Story supplied by LU Press Office

Mount St Helens crater with a growing lava dome Mount St Helens crater with a growing lava dome

Research from the Lancaster Environment Centre and University College London (UCL) is helping scientists to understand volcanic earthquakes and could give vital clues to predicting hazardous volcanic activity, such as the recent eruption in Chaiten, Chile.

Researchers know that small volcanic earthquakes occur underground in the vent feeding the magma (or molten rock) to the surface prior to many eruptions. Small earthquakes also occur within lava domes - huge, unstable mounds of highly-viscous (thick) lava that are slowly erupted at volcanoes such as Montserrat (West Indies) and Chaiten (Chile).

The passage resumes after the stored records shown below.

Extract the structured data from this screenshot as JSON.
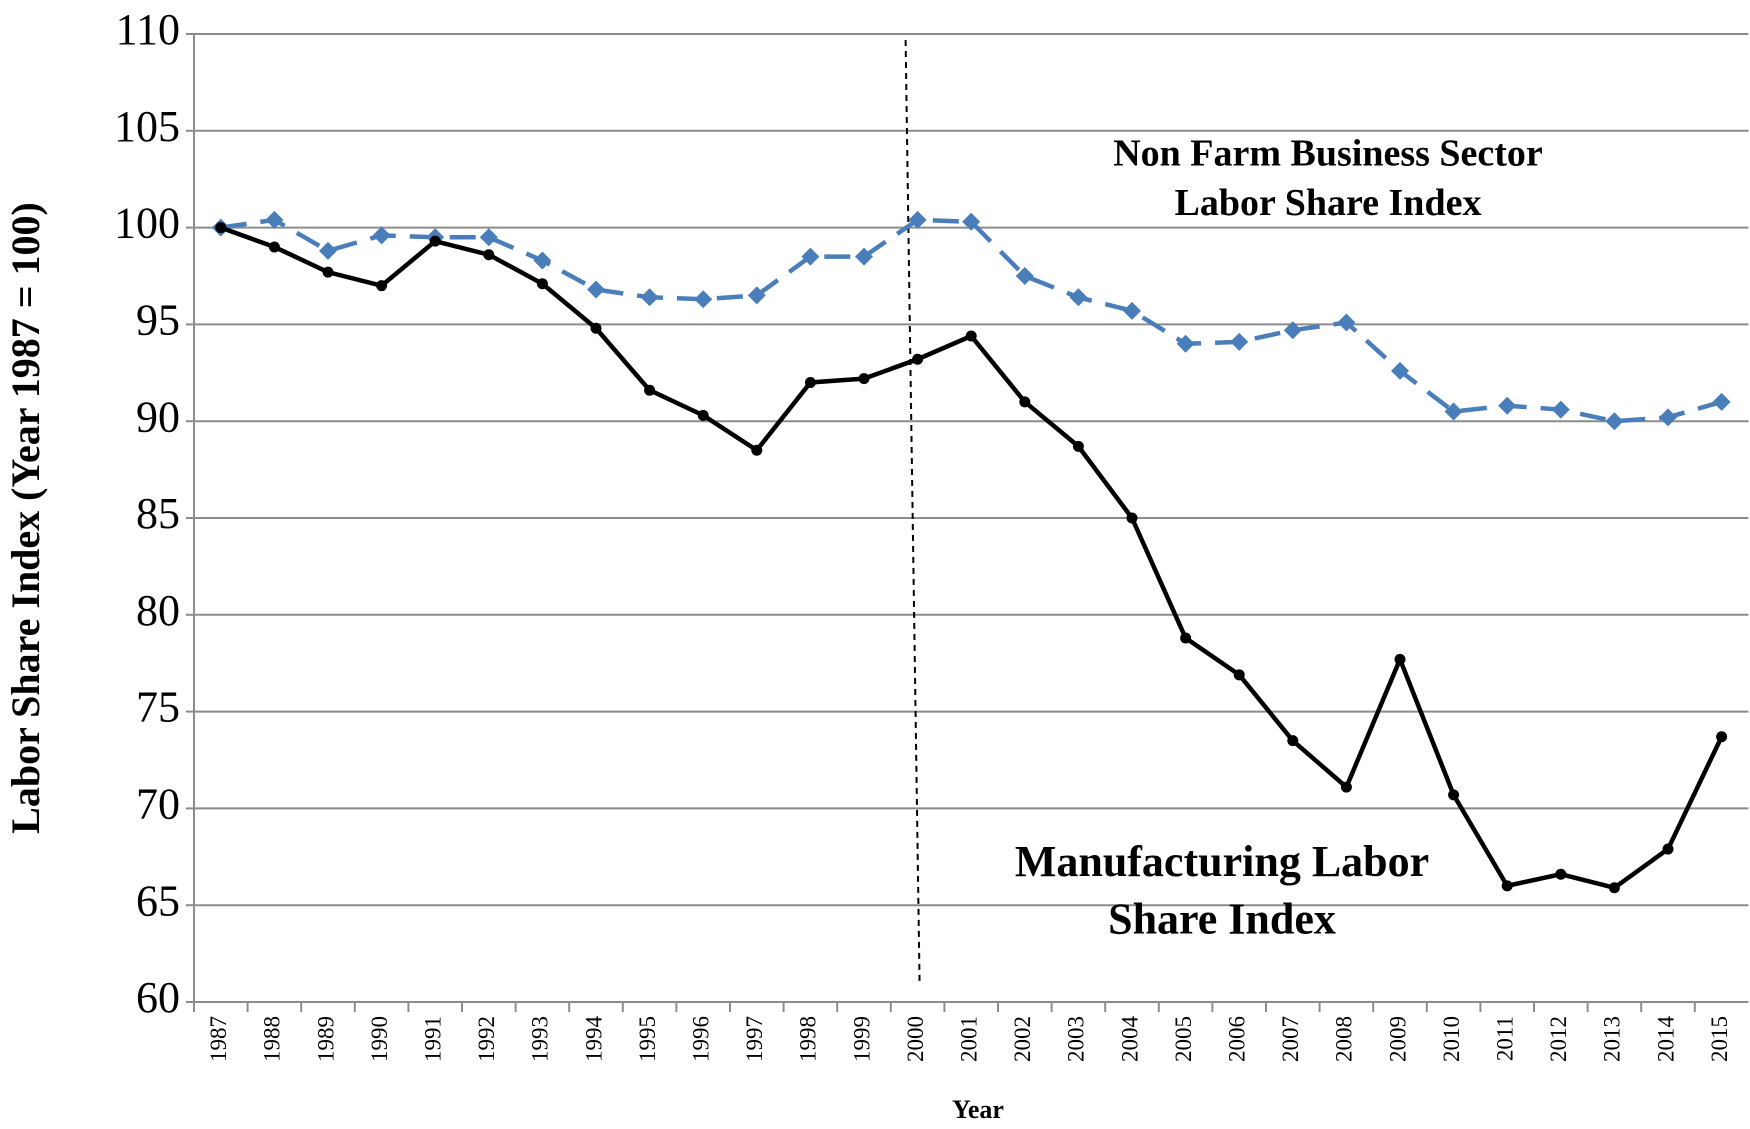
{
  "chart_data": {
    "type": "line",
    "y_label": "Labor Share Index (Year 1987 = 100)",
    "x_label": "Year",
    "categories": [
      "1987",
      "1988",
      "1989",
      "1990",
      "1991",
      "1992",
      "1993",
      "1994",
      "1995",
      "1996",
      "1997",
      "1998",
      "1999",
      "2000",
      "2001",
      "2002",
      "2003",
      "2004",
      "2005",
      "2006",
      "2007",
      "2008",
      "2009",
      "2010",
      "2011",
      "2012",
      "2013",
      "2014",
      "2015"
    ],
    "series": [
      {
        "name": "Non Farm Business Sector Labor Share Index",
        "color": "#4a7ebb",
        "dashed": true,
        "marker": "diamond",
        "values": [
          100,
          100.4,
          98.8,
          99.6,
          99.5,
          99.5,
          98.3,
          96.8,
          96.4,
          96.3,
          96.5,
          98.5,
          98.5,
          100.4,
          100.3,
          97.5,
          96.4,
          95.7,
          94.0,
          94.1,
          94.7,
          95.1,
          92.6,
          90.5,
          90.8,
          90.6,
          90.0,
          90.2,
          91.0
        ]
      },
      {
        "name": "Manufacturing Labor Share Index",
        "color": "#000000",
        "dashed": false,
        "marker": "circle",
        "values": [
          100,
          99.0,
          97.7,
          97.0,
          99.3,
          98.6,
          97.1,
          94.8,
          91.6,
          90.3,
          88.5,
          92.0,
          92.2,
          93.2,
          94.4,
          91.0,
          88.7,
          85.0,
          78.8,
          76.9,
          73.5,
          71.1,
          77.7,
          70.7,
          66.0,
          66.6,
          65.9,
          67.9,
          73.7
        ]
      }
    ],
    "annotations": [
      {
        "lines": [
          "Non Farm Business Sector",
          "Labor Share Index"
        ],
        "series": 0
      },
      {
        "lines": [
          "Manufacturing Labor",
          "Share Index"
        ],
        "series": 1
      }
    ],
    "ylim": [
      60,
      110
    ],
    "yticks": [
      60,
      65,
      70,
      75,
      80,
      85,
      90,
      95,
      100,
      105,
      110
    ],
    "grid": true
  }
}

These earthquakes provide vital clues as to whether an eruption is imminent, or whether a slowly growing lava dome will suddenly collapse or explode. Scientists have for years been trying to understand how the earthquakes are triggered and how they relate to the state of the volcano.

Lancaster and UCL researchers have gone a step closer to being able to reliably recognise which patterns of earthquakes mean that hazardous volcanic activity is imminent.

These volcanic earthquakes have been assumed to occur in the relatively cool rocks (less than 600 degrees) surrounding moving magma, but new research published in Nature May 22, suggests that volcanic earthquakes can be generated by the fracturing of very hot, moving magma ( molten rock) itself -up to 900 degrees or even hotter.

To prove this researchers Dr Hugh Tuffen from the Lancaster Environment Centre with Rosanna Smith and Peter Sammonds from UCL, broke samples of lava in a high-temperature, high-pressure press at University College London, that can simulate the conditions inside a volcano, and attached microphones to the samples to record the micro-earthquakes that were then given off.

The surprising result confirms that fracturing of hot magma can trigger earthquakes, and the small (metre-scale) faults that scientists have recently discovered in viscous lavas, are actually fossilised volcanic earthquakes. Fracturing occurs when highly viscous silica-rich magma rises to the surface as it is too thick to flow smoothly and cracks start to form, which then develop into tiny, hot faults. Movement on these faults then triggers earthquakes and the patterns of earthquakes indicate how the magma is moving.

Dr Tuffen explained: "There has long been controversy over what causes volcanic earthquakes. Our research shows that earthquakes may be generated in rocks far hotter than previously thought. This gives us new insight into what is happening inside volcanoes when shallow earthquakes are recorded and will help us to better predict some of the most hazardous forms of volcanic activity."